Aber ich versuche ihn zu nutzen, anstatt ihn verstreichen zu lassen.

Damit ich irgendwann vielleicht ein Leben habe, in dem ich lebe und nicht nur existiere.
Damit ich eines Tages vielleicht sagen kann, dass ich glücklich bin.

Sonntag, 7. Juni 2015

Ein guter Tag zum Fliegen

Der Tag war erstaunlich gut.
Unten gibt es Bier.
Nach oben.
Mit Wodkaflasche in der Hand vor der Übertragung des Tote Hosen Konzerts tanzen.
Beim Anblick des eigenen Schattens am liebsten kotzen und heulen gleichzeitig wollen.
Immer wieder auf Klingen fallen upps
Geldscheine zusammenrollen
Wein aus dem Zahnputzbecher schmeckt nicht anders, als aus einem Weinglas, lässt einen nur noch erbärmlicher fühlen.
Wieder auf scharfkantige Sachen und ins Feuer fallen hoppsala
Weiter tanzen
Tausende Erinnerungen 


Dies ist kein Leben, das ist der Tod.

Freitag, 5. Juni 2015

Und ich trink nicht zum Genuss, nein nur der Schnaps vertreibt die Schmerzen

Zum X-ten mal öffne ich den "neuen Post verfassen" Tab, schließe ich wieder, öffne ihn wieder und so weiter.
Denn ich möchte etwas schreiben, dem in mir Worte geben.
Doch ich finde keine.
Und ich weiß, ich wiederhole mich.
Und damit, dass ich mich wiederhole, wiederhole ich mich auch. Ich weiß.
Total bescheuert.
Mein ganzes Leben kommt mir so vor, als würde sich alles einfach nur immer und immer wieder wiederholen.
Erinnerungen überfluten mich.
Worte, Gerüche, Lieder, alles erinnert mich an Dinge, an die ich mich nicht erinnern will.

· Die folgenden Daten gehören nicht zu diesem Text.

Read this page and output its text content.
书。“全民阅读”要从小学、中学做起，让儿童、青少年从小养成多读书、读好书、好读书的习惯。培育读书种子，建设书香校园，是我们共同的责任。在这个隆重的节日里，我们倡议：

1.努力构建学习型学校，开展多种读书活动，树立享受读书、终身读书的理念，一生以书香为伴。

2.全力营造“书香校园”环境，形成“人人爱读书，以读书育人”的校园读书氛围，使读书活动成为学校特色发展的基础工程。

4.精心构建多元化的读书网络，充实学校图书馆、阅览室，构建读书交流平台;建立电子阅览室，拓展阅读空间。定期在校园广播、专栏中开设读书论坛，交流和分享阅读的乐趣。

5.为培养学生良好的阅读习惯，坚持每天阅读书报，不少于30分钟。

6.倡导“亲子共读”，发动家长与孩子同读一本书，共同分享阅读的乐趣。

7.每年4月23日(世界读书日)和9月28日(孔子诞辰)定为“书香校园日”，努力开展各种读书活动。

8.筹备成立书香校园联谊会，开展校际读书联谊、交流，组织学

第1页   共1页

Vermutlich übertreibe ich, bin überempfindlich, zu sensibel und emotional, einfach nicht geschaffen für die Welt, die Menschen, das Leben.

Denn ich komme mir so erbärmlich vor und bin mir so peinlich, wenn ich sehe, wie Menschen um ihr Leben kämpfen, überall.
Ob Monsun, Tsunami, Schiffunglück, Erdbeben, Hungersnot, Bombenanschläge, Krankheit.
Überall sind Menschen, die so froh wären, einfach nur hier zu leben, Nahrung und ein Dach über dem Kopf zu haben.

Was, wenn ich einfach nur zu feige bin mich dem Leben zu stellen?

Eine unfähige, dumme, dicke Versagerin. Ende.

Mittwoch, 3. Juni 2015

The world is too full to talk about

Meine Worte bleiben in der Kehle stecken
Möchte sie aufschneiden,
um die Worte zu entlassen
um mich zu befreien
von diesem Leben

Irgendwann gibt es kein Gut mehr, ist jeder Tag gestückt mit Todessehnsucht und Schmerz.
Es macht ja auch keinen Unterschied, wie der Tag ist.
Denn der Tod ist längst das einzige Ziel geworden.


Alles tut weh. Es soll aufhören. Ich bin hier fremd.